Dion

Blues mit Freunden

Der Sänger und Gitarrist Dion hat im Alter von 81 Jahren das schönste Album seiner Karriere veröffentlicht: „Blues with Friends“. Die Freunde, mit denen er den Blues spielt, können sich sehen lassen: Joe Bonamassa, Van Morrison, Paul Simon, Bruce Springsteen, Billy Gibbons Rory Block, Stevie van Zandt, Jeff Beck…

In der Rock and Roll Hall of Fame

Yo Frankie

Wenn man die Blues, Bluesrock und Folksongs dieser Platte hört, mag man es kaum glauben, dass dieser Mann seine ersten Erfolge in den späten 1950er Jahren mit zuckersüßen Songs wie „Teenager in Love“ oder „Where Or When“ seines Vokalquartetts „Dion and the Belmonts“ feierte. Dino trennte sich 1960 von den Belmonts, wandelte auf Solopfaden und kam zum Blues. 1989 wurde er in die Rock and Roll Hall of Fame aufgenommen. Im selben Jahr glänzte er mit dem vorzüglichen Album „Yo Frankie“, auf dem er bereits eine illustre Gästeschar präsentierte: Bryan Adams, k.d. lang, und Patty Smith. An der Gitarre war Dave Edmunds zu hören, der das Album auch produziert hatte.

Nun also, gut 30 Jahre nach diesem Glanzstück der Blues mit Freunden. Dion hat nichts von seiner Sangeskunst verloren. Man höre sich nur sein Duett mit Van Morrison „I Got Nothin‘“ an. Er habe den Song geschrieben, als ihm nichts einfiel, erzählt er. „Weißt du wie es ist, wenn du dich hinsetzt, um einen Song zu schreiben, aber es fällt dir nichts ein? Ich hatte einen von diesen Tagen. Ich hatte dieses Gefühl und das ist, was herauskam. Ich hatte nichts und nichts ist genug! Es ist mehr als genug, besonders wenn du es mit Van Morrison singst. Es ist wie die größte Welle der Welt reiten“, sagt Dion. Joe Louis Walker untermalt den Gesang der beiden mit seiner Gitarre. Wunderbar!

Mit Paul Simon singt Dion den anrührenden „Song for Sam Cooke (Here in America“), der wie ein Kommentar zum neu aufgeblühten Rassismus in den USA anmutet. Dion erinnert sich, wie er 1962 mit Cooke im Süden der USA unterwegs war. Der Song habe lange in seiner Schublade gelegen und er habe ihn wieder hervorgeholt, als er 2019 den Film „Green Book“ gesehen hatte, erzählt Dion. Der auf tatsächlichen Ereignissen basierende Film erzählt die Geschichte des schwarzen Pianisten Don Shirley und seines weißen Fahrers Tony Lip, die in den 1960er Jahren auf einer Konzert-Tournee in den Südstaaten rassistischen Terror erleben.

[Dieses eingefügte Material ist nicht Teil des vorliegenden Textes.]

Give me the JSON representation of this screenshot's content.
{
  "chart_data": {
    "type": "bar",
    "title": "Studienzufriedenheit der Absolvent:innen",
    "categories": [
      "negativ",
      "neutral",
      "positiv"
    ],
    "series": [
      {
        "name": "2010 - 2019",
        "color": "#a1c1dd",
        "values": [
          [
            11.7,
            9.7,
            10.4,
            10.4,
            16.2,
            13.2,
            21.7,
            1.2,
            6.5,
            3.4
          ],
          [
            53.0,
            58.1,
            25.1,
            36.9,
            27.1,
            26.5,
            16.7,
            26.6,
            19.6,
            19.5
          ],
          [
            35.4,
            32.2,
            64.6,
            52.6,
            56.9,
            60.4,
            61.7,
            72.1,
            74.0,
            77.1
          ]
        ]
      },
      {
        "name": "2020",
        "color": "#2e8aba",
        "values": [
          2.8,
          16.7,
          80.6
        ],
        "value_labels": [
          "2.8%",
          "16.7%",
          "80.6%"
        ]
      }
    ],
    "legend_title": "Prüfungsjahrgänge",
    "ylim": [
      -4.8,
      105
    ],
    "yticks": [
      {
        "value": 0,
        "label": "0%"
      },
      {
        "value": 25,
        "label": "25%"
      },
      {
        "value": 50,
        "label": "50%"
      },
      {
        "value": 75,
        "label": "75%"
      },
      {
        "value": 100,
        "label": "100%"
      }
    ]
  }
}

Die Slide-Giarren schreien, jammern, flehen

Zu den Höhepunkten der Platte gehört „Told You Once in August“ mit Rory Block und John Hammond an den Slide-Gitarren. Hammond ist auf dem rechten Stereo-Kanal zu hören, Block auf dem linken. „Ich habe versucht die aufkeimende Wut eines Mannes zu beschreiben, der gerade begreift, dass er von seiner Frau falsch behandelt wurde“, sagt Dion. Block und Hammond lassen ihre Gitarren schreien, jammern, flehen. Rory Block singt dazu mit Dion. Gänsehautmusik!

Patti Scialfa und Bruce Springsteen beschließen das Album mit „Hymn To Him“. Den Song hatte Dion auf seiner 1987er Gospel-Platte „Velvet & Steel“ veröffentlicht. Scialfas Gesang begleitet Dion und Springsteen steuert ein herzhaftes Gitarrensolo bei. Die beiden machen den Song „irgendwie erhaben“, sagt Dion.

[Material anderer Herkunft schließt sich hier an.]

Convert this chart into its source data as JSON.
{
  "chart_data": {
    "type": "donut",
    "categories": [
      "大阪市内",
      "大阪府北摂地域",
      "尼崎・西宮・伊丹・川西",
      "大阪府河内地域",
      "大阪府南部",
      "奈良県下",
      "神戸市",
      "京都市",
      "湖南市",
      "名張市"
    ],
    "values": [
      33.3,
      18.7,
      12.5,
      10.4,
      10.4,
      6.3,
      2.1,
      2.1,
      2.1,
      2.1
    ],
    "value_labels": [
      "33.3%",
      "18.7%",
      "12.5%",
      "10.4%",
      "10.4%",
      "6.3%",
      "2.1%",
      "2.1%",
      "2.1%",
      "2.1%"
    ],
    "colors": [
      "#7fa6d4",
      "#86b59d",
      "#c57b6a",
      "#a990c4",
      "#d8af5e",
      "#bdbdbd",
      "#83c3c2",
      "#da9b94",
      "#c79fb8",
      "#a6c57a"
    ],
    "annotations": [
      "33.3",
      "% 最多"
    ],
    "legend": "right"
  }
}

Bob Dylan schreibt in seinem Vorwort zum Begleitheft der CD, Dion wisse, wie der Blues zu singen ist und kenne den richtigen Weg, diese Songs zu Kunstwerken zu machen . Dion habe einige Freunde, die ihm helfen, einige wirkliche Koryphäen. Aber am Ende sei es Dion selbst und seine meisterliche Stimme, die dazu führen, dass der Hörer diese Blues-Songs mit ihm teilen kann.

Wie wahr. Ich höre mir jetzt nochmal den Stumblin Blues an, den Dion grandios solo singt, wobei Jerry Vivino seinen Gesang wunderbar auf dem Saxophon untermalt.